COVID19 isn’t only an immediate problem, for as John Hewson pointed out in The Saturday Paper the Omicron variant “won’t be the last or even the most challenging” manifestation of the pandemic. As a solution the Australian Council of Social Service (ACOSS) has issued a call to establish a COVID9 rapid response group, which will include unions and peak business groups as well as public health experts.

The pandemic has also raised the issue of mental health and the need for an effective national mental health strategy, including suicide prevention, particularly for our veterans and our youth.

Similarly, there is an urgent need to develop a national strategy on violence against women. After the intensity of public debate in the past year, importantly through the sustained efforts of Grace Tame and others, this is an obvious priority.

Another major issue that has come to a head in the course of the pandemic is aged care. It has been festering since the Howard government’s Aged Care Act 1997. The impact of this, and the terrible neglect it has caused, was documented by the Royal Commission into Aged Care Quality and Safety.

A similar challenge exists in relation to disability care. There are warning signs that the National Disability Insurance Scheme is in trouble. It has become a massive and expensive bureaucracy, losing its sensitivity to the genuine needs of people with disabilities.

Defence is another important area in urgent need of review. It is a portfolio that has never been subjected to the same scrutiny and accountability as other portfolios. Most noticeably, Defence procurement processes have seen an absence of adequate transparency and accountability.
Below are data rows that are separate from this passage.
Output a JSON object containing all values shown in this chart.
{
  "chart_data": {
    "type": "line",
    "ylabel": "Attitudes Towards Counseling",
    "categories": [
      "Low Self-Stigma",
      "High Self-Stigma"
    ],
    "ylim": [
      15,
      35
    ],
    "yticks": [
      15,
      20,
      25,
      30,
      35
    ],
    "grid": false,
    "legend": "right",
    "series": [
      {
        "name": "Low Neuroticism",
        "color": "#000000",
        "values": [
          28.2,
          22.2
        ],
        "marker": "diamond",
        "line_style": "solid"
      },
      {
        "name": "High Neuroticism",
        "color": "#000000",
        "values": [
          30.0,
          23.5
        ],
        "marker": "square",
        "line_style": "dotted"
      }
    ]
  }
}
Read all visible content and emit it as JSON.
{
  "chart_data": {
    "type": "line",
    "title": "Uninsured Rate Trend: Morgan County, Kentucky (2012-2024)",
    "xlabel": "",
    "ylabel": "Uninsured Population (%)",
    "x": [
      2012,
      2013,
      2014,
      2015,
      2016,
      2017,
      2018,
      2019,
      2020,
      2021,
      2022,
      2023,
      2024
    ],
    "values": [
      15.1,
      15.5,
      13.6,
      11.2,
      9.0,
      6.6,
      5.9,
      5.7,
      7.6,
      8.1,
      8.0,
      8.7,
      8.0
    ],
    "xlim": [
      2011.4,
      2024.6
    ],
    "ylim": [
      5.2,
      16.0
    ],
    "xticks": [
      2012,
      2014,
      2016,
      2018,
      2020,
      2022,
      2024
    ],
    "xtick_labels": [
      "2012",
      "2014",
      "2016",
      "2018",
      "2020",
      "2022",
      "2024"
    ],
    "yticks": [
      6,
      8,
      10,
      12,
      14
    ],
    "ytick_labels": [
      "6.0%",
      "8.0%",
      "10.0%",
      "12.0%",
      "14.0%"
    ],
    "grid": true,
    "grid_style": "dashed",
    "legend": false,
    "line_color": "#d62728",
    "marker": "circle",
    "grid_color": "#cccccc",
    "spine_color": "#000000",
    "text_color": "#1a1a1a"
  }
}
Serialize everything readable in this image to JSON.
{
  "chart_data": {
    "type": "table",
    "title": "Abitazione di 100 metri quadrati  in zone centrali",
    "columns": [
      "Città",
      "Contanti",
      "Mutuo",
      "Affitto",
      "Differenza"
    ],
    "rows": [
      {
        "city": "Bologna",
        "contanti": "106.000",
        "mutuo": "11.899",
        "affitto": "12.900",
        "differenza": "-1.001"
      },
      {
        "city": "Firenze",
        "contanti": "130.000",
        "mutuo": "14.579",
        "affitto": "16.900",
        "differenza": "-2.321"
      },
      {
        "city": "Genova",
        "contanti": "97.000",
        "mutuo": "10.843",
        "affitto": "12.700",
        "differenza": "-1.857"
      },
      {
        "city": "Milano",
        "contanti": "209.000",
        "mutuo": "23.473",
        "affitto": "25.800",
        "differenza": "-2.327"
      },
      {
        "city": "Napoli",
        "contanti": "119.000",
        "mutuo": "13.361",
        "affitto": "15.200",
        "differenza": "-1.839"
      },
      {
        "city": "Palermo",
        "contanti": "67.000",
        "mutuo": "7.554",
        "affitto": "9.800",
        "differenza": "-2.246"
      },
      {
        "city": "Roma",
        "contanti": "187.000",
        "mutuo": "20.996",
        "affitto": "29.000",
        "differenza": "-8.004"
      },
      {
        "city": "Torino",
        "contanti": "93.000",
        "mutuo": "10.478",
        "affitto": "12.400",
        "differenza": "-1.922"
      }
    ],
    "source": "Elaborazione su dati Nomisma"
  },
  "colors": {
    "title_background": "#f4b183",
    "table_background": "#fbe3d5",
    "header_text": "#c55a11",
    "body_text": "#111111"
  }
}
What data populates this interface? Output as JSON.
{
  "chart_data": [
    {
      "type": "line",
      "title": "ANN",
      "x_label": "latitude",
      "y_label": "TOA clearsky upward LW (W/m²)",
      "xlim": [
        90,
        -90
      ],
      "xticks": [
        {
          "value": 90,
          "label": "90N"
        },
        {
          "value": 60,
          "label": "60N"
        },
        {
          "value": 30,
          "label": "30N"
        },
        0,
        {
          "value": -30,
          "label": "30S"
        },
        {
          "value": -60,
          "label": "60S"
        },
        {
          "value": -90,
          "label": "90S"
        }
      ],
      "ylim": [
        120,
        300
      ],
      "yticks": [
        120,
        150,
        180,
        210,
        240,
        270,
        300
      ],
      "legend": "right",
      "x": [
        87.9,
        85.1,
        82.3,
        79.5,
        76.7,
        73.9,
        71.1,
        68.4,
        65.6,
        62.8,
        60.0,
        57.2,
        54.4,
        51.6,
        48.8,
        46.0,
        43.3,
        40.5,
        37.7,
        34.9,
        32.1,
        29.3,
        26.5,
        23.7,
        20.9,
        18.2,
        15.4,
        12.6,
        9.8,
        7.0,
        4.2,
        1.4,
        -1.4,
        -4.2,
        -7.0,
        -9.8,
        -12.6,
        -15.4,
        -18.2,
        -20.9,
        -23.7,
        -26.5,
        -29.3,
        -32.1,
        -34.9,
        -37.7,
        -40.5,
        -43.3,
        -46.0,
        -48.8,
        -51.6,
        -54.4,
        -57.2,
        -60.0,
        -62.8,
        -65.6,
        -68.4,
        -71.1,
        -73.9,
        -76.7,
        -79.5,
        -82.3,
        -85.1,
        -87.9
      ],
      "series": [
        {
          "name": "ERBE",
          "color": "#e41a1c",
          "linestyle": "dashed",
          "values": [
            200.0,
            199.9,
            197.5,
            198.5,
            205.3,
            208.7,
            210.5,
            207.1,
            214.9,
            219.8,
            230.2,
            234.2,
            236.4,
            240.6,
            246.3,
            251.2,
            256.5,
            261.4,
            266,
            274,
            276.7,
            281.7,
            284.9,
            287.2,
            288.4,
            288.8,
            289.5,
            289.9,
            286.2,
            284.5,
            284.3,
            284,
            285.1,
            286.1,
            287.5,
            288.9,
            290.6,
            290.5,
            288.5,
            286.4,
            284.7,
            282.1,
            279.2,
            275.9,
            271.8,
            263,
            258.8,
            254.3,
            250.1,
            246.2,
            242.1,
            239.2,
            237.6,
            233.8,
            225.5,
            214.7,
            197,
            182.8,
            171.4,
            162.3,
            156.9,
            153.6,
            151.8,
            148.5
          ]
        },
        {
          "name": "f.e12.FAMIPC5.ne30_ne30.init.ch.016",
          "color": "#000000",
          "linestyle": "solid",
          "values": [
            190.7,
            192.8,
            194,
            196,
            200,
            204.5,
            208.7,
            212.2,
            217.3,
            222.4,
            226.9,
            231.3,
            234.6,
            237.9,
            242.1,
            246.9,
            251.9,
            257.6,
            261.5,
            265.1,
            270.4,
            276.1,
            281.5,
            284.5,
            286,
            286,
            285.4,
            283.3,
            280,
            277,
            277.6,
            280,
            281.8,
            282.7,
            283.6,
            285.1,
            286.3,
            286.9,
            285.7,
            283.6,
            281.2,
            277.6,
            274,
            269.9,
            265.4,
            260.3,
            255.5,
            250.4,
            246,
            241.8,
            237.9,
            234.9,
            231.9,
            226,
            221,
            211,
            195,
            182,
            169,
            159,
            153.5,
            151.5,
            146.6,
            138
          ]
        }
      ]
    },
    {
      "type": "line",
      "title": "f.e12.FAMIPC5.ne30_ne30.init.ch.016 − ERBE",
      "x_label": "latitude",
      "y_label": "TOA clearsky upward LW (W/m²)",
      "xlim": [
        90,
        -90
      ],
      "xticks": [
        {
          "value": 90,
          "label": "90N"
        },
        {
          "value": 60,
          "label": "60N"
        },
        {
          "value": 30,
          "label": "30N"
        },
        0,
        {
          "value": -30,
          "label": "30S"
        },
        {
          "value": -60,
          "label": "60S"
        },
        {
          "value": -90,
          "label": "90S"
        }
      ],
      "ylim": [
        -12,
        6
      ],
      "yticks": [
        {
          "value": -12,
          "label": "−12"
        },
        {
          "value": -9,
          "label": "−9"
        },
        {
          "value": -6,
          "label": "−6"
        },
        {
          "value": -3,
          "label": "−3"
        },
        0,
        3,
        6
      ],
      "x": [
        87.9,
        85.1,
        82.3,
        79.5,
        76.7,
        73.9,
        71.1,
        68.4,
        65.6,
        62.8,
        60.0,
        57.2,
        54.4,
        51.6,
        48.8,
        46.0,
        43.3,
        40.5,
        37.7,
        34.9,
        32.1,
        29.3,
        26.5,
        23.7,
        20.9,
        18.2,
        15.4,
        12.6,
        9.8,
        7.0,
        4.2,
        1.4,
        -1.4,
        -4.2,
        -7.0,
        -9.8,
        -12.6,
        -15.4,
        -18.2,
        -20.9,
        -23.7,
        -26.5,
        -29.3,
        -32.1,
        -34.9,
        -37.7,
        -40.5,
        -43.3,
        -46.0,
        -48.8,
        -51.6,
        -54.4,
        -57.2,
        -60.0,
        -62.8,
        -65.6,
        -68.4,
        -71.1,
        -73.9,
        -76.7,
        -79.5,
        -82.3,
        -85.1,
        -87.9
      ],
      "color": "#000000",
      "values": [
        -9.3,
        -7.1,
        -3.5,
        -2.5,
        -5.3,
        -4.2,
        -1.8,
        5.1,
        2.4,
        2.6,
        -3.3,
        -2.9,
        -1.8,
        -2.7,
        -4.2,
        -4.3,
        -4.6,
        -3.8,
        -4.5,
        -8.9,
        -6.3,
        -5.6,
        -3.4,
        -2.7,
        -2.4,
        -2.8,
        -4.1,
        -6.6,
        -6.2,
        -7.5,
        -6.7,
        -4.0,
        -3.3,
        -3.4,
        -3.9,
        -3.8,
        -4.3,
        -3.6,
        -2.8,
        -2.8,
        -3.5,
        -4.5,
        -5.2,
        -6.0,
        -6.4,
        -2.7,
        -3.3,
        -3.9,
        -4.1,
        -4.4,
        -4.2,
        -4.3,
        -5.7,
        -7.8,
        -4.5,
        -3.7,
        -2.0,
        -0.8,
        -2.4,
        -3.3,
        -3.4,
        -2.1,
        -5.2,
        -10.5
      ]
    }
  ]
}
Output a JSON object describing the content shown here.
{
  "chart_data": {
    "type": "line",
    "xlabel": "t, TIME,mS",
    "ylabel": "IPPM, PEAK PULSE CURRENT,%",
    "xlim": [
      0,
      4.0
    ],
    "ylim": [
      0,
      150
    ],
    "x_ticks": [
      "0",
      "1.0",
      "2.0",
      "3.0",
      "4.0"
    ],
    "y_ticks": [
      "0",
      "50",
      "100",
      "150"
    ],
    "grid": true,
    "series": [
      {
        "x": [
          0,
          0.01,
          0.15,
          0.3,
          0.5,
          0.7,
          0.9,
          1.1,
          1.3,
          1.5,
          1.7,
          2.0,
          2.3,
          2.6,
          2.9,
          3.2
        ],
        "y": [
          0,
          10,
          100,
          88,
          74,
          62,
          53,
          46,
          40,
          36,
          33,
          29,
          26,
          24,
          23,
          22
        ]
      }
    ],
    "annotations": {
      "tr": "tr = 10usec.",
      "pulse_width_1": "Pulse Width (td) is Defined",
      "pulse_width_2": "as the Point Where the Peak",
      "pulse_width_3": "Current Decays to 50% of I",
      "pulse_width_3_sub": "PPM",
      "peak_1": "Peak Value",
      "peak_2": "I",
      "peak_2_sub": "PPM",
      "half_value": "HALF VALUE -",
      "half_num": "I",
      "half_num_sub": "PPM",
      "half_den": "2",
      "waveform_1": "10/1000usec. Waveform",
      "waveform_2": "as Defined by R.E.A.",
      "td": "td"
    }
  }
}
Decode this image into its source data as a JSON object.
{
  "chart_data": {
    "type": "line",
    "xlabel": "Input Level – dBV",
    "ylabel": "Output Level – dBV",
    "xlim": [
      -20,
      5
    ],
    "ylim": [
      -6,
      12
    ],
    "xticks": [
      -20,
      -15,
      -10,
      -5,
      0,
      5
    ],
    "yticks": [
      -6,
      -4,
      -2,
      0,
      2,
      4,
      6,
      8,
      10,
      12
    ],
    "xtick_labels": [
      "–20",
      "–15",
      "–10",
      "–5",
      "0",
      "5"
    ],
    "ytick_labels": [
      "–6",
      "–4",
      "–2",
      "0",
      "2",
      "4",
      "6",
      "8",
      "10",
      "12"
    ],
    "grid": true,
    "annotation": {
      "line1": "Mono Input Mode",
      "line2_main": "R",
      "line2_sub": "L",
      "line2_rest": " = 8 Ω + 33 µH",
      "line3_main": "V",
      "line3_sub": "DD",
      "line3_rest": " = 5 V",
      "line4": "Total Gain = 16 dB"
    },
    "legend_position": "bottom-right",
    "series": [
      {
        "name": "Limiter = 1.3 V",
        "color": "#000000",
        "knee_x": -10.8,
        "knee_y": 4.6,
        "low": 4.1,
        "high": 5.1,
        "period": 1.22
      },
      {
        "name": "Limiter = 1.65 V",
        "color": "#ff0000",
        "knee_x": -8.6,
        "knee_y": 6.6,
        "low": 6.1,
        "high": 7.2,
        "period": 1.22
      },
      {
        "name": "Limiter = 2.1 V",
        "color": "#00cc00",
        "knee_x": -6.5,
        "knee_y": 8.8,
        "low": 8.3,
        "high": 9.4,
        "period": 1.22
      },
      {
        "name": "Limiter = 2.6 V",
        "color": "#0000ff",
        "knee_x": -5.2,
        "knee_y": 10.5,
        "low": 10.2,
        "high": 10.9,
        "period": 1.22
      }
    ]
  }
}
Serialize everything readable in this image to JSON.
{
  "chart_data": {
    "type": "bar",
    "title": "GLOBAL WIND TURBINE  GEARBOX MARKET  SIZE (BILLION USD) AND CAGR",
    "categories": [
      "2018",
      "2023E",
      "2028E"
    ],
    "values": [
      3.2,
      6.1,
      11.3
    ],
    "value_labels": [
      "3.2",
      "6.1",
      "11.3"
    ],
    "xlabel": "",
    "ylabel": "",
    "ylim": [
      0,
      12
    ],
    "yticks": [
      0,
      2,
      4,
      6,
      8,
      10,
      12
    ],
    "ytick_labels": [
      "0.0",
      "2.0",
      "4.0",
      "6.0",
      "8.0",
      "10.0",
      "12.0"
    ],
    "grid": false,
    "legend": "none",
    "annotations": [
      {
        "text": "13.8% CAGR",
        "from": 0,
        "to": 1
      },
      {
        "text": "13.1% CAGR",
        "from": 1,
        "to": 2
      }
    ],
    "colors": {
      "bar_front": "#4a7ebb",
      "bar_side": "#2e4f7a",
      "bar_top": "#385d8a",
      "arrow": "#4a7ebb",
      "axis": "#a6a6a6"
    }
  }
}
A specific Defence issue is the outstanding Brereton report, which highlighted a culture of secrecy, fabrication and deceit in relation to our SAS deployment to Afghanistan. The report recommended that 19 soldiers be investigated by police for the murder of 39 prisoners and civilians. Although a strategy to handle the formal response was established, nothing has since been heard.

There is also a pressing imperative for political reform to clean up politics. These include campaign funding, lobbying, truth in political advertising, parliamentary workplace behaviour, especially in relation to the treatment of women, and the formation of an effective, properly funded independent integrity and anti-corruption commission.

In the immediate short-term beware of a whole bunch of ‘cash splashes’ that Morrison will announce with the intention of fooling enough of the people to get him over the line come the next federal election.